ING Real Estate Finance believes the US multifamily market will continue to be a positive place to allocate capital in the coming year.
The firm expects to close one or two more deals before year end, bringing its total activity to more than 20 transactions and more than $1.5 billion of lending commitments, said Craig Bender, managing director and head of real estate finance. Much of that activity has been in multifamily.
“Most of what we will have done will be in multifamily apartments and a bit in logistics,” Bender told Real Estate Capital USA, citing a $250 million logistics loan on an Amazon-leased building ING originated in October. “We continue to be bullish on the multifamily market.”
ING Real Estate has originated loans across the US, including deals in Minneapolis, Portland, Las Vegas, Oakland, Washington, DC and parts of Florida.
“It’s been a wide geographic mix and for apartments we are more flexible in terms of the markets we will consider than we might be for office,” Bender said. “In terms of office, we are more focused on the top five to 10 markets, but we will definitely go beyond that for multifamily.”
While the firm’s office lending has been limited, it has seen a small amount of activity from owners who want to upgrade lower-quality buildings to higher-quality properties. “I think the real question, however, is where do rents shake out.

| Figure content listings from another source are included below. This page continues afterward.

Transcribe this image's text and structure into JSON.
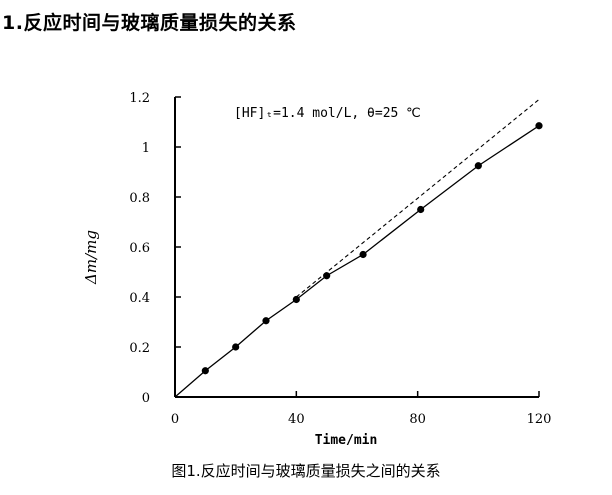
{
  "heading": "1.反应时间与玻璃质量损失的关系",
  "caption": "图1.反应时间与玻璃质量损失之间的关系",
  "chart_data": {
    "type": "line",
    "title": "",
    "annotation": "[HF]ₜ=1.4 mol/L, θ=25 ℃",
    "xlabel": "Time/min",
    "ylabel": "Δm/mg",
    "xlim": [
      0,
      120
    ],
    "ylim": [
      0,
      1.2
    ],
    "x_ticks": [
      "0",
      "40",
      "80",
      "120"
    ],
    "y_ticks": [
      "0",
      "0.2",
      "0.4",
      "0.6",
      "0.8",
      "1",
      "1.2"
    ],
    "grid": false,
    "legend": "none",
    "series": [
      {
        "style": "solid-with-markers",
        "points": [
          {
            "x": 0,
            "y": 0
          },
          {
            "x": 10,
            "y": 0.105
          },
          {
            "x": 20,
            "y": 0.2
          },
          {
            "x": 30,
            "y": 0.305
          },
          {
            "x": 40,
            "y": 0.39
          },
          {
            "x": 50,
            "y": 0.485
          },
          {
            "x": 62,
            "y": 0.57
          },
          {
            "x": 81,
            "y": 0.75
          },
          {
            "x": 100,
            "y": 0.925
          },
          {
            "x": 120,
            "y": 1.085
          }
        ]
      },
      {
        "style": "dashed-line",
        "points": [
          {
            "x": 40,
            "y": 0.4
          },
          {
            "x": 120,
            "y": 1.19
          }
        ]
      }
    ]
  }
}
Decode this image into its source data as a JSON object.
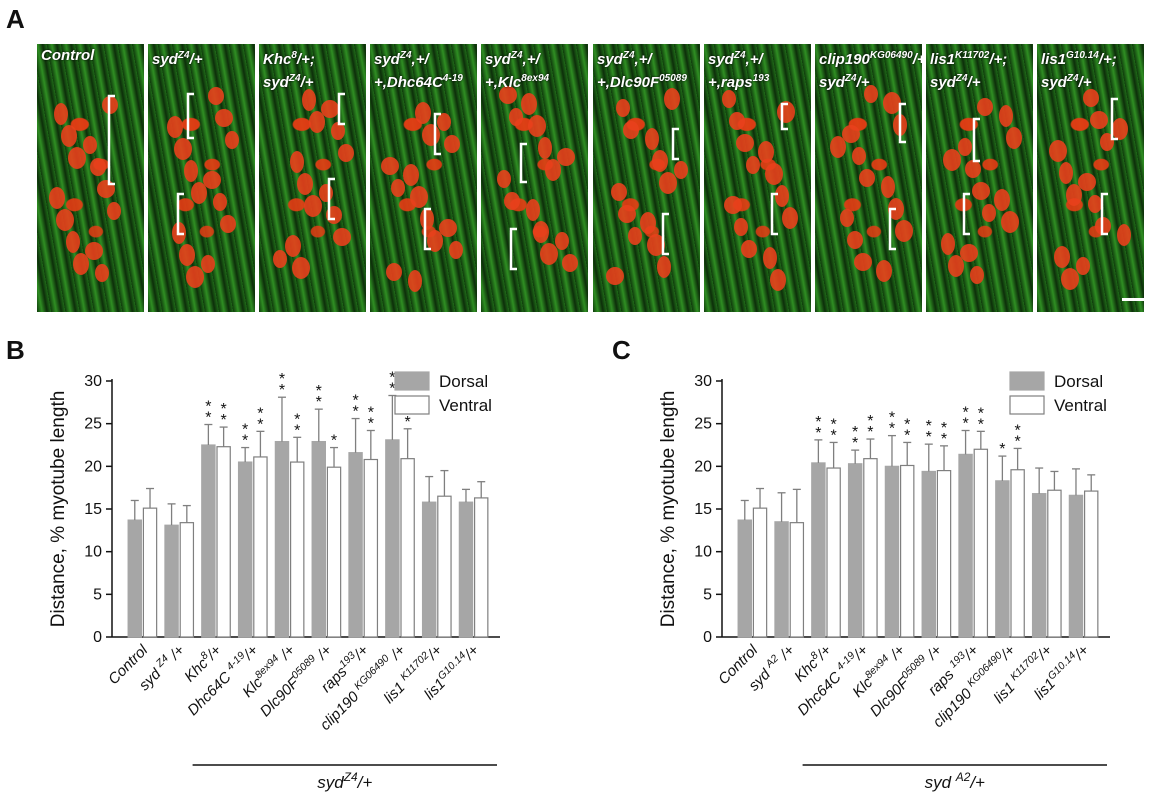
{
  "panels": {
    "a": "A",
    "b": "B",
    "c": "C"
  },
  "micrographs": [
    {
      "label": "Control"
    },
    {
      "label": "syd<sup>Z4</sup>/+"
    },
    {
      "label": "Khc<sup>8</sup>/+;\nsyd<sup>Z4</sup>/+"
    },
    {
      "label": "syd<sup>Z4</sup>,+/\n+,Dhc64C<sup>4-19</sup>"
    },
    {
      "label": "syd<sup>Z4</sup>,+/\n+,Klc<sup>8ex94</sup>"
    },
    {
      "label": "syd<sup>Z4</sup>,+/\n+,Dlc90F<sup>05089</sup>"
    },
    {
      "label": "syd<sup>Z4</sup>,+/\n+,raps<sup>193</sup>"
    },
    {
      "label": "clip190<sup>KG06490</sup>/+\nsyd<sup>Z4</sup>/+"
    },
    {
      "label": "lis1<sup>K11702</sup>/+;\nsyd<sup>Z4</sup>/+"
    },
    {
      "label": "lis1<sup>G10.14</sup>/+;\nsyd<sup>Z4</sup>/+"
    }
  ],
  "colors": {
    "dorsal": "#a6a6a6",
    "ventral": "#ffffff",
    "outline": "#7f7f7f",
    "nuclei": "#e8401c",
    "actin": "#2e8b22"
  },
  "chart_data": [
    {
      "type": "bar",
      "panel": "B",
      "ylabel": "Distance, % myotube length",
      "ylim": [
        0,
        30
      ],
      "yticks": [
        "0",
        "5",
        "10",
        "15",
        "20",
        "25",
        "30"
      ],
      "categories": [
        "Control",
        "syd <sup>Z4</sup> /+",
        "Khc<sup>8</sup>/+",
        "Dhc64C <sup>4-19</sup>/+",
        "Klc<sup>8ex94</sup> /+",
        "Dlc90F<sup>05089</sup> /+",
        "raps<sup>193</sup>/+",
        "clip190 <sup>KG06490</sup> /+",
        "lis1 <sup>K11702</sup>/+",
        "lis1<sup>G10.14</sup>/+"
      ],
      "group_label": "syd<sup>Z4</sup>/+",
      "group_range": [
        2,
        9
      ],
      "series": [
        {
          "name": "Dorsal",
          "values": [
            13.7,
            13.1,
            22.5,
            20.5,
            22.9,
            22.9,
            21.6,
            23.1,
            15.8,
            15.8
          ],
          "errors": [
            2.3,
            2.5,
            2.4,
            1.7,
            5.2,
            3.8,
            4.0,
            5.2,
            3.0,
            1.5
          ],
          "stars": [
            "",
            "",
            "**",
            "**",
            "**",
            "**",
            "**",
            "**",
            "",
            ""
          ]
        },
        {
          "name": "Ventral",
          "values": [
            15.1,
            13.4,
            22.3,
            21.1,
            20.5,
            19.9,
            20.8,
            20.9,
            16.5,
            16.3
          ],
          "errors": [
            2.3,
            2.0,
            2.3,
            3.0,
            2.9,
            2.3,
            3.4,
            3.5,
            3.0,
            1.9
          ],
          "stars": [
            "",
            "",
            "**",
            "**",
            "**",
            "*",
            "**",
            "**",
            "",
            ""
          ]
        }
      ],
      "legend": {
        "position": "top-right",
        "entries": [
          "Dorsal",
          "Ventral"
        ]
      }
    },
    {
      "type": "bar",
      "panel": "C",
      "ylabel": "Distance, % myotube length",
      "ylim": [
        0,
        30
      ],
      "yticks": [
        "0",
        "5",
        "10",
        "15",
        "20",
        "25",
        "30"
      ],
      "categories": [
        "Control",
        "syd <sup>A2</sup> /+",
        "Khc<sup>8</sup>/+",
        "Dhc64C <sup>4-19</sup>/+",
        "Klc<sup>8ex94</sup> /+",
        "Dlc90F<sup>05089</sup> /+",
        "raps <sup>193</sup>/+",
        "clip190 <sup>KG06490</sup>/+",
        "lis1 <sup>K11702</sup>/+",
        "lis1<sup>G10.14</sup>/+"
      ],
      "group_label": "syd <sup>A2</sup>/+",
      "group_range": [
        2,
        9
      ],
      "series": [
        {
          "name": "Dorsal",
          "values": [
            13.7,
            13.5,
            20.4,
            20.3,
            20.0,
            19.4,
            21.4,
            18.3,
            16.8,
            16.6
          ],
          "errors": [
            2.3,
            3.4,
            2.7,
            1.6,
            3.6,
            3.2,
            2.8,
            2.9,
            3.0,
            3.1
          ],
          "stars": [
            "",
            "",
            "**",
            "**",
            "**",
            "**",
            "**",
            "*",
            "",
            ""
          ]
        },
        {
          "name": "Ventral",
          "values": [
            15.1,
            13.4,
            19.8,
            20.9,
            20.1,
            19.5,
            22.0,
            19.6,
            17.2,
            17.1
          ],
          "errors": [
            2.3,
            3.9,
            3.0,
            2.3,
            2.7,
            2.9,
            2.1,
            2.5,
            2.2,
            1.9
          ],
          "stars": [
            "",
            "",
            "**",
            "**",
            "**",
            "**",
            "**",
            "**",
            "",
            ""
          ]
        }
      ],
      "legend": {
        "position": "top-right",
        "entries": [
          "Dorsal",
          "Ventral"
        ]
      }
    }
  ]
}
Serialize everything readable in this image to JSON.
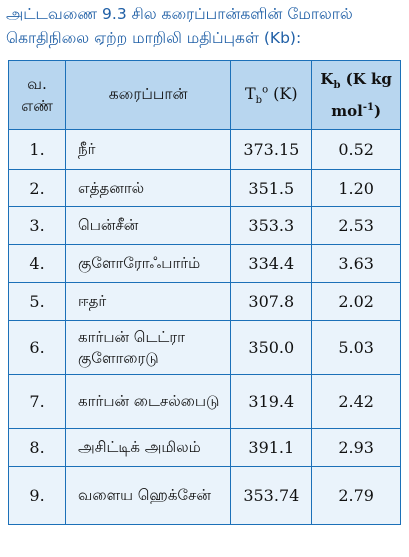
{
  "caption": {
    "line1": "அட்டவணை 9.3 சில கரைப்பான்களின் மோலால்",
    "line2": "கொதிநிலை ஏற்ற மாறிலி மதிப்புகள் (Kb):"
  },
  "headers": {
    "sl_line1": "வ.",
    "sl_line2": "எண்",
    "solvent": "கரைப்பான்",
    "tb_main": "T",
    "tb_sub": "b",
    "tb_sup": "o",
    "tb_unit": " (K)",
    "kb_main": "K",
    "kb_sub": "b",
    "kb_unit_line1": " (K kg",
    "kb_unit_line2": "mol",
    "kb_unit_sup": "-1",
    "kb_close": ")"
  },
  "rows": [
    {
      "sl": "1.",
      "name": "நீர்",
      "tb": "373.15",
      "kb": "0.52"
    },
    {
      "sl": "2.",
      "name": "எத்தனால்",
      "tb": "351.5",
      "kb": "1.20"
    },
    {
      "sl": "3.",
      "name": "பென்சீன்",
      "tb": "353.3",
      "kb": "2.53"
    },
    {
      "sl": "4.",
      "name": "குளோரோஃபார்ம்",
      "tb": "334.4",
      "kb": "3.63"
    },
    {
      "sl": "5.",
      "name": "ஈதர்",
      "tb": "307.8",
      "kb": "2.02"
    },
    {
      "sl": "6.",
      "name": "கார்பன் டெட்ரா குளோரைடு",
      "tb": "350.0",
      "kb": "5.03"
    },
    {
      "sl": "7.",
      "name": "கார்பன் டைசல்பைடு",
      "tb": "319.4",
      "kb": "2.42"
    },
    {
      "sl": "8.",
      "name": "அசிட்டிக் அமிலம்",
      "tb": "391.1",
      "kb": "2.93"
    },
    {
      "sl": "9.",
      "name": "வளைய ஹெக்சேன்",
      "tb": "353.74",
      "kb": "2.79"
    }
  ]
}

A lot of older buildings have a lot of character, and it is part of the branding,” Bender said. “I think some companies want to be in a more unique space than a large glass tower.”
As the year draws to a close, ING is looking ahead to the transition toward SOFR as the expected benchmark for floating-rate loans after LIBOR’s expected sunset on December 31.
“We have been talking about this transition for some time and believe it is a positive,” Bender said. “There are a lot of legacy loans that will have to transition to SOFR, and the market seems to be quickly coalescing around SOFR as the benchmark.”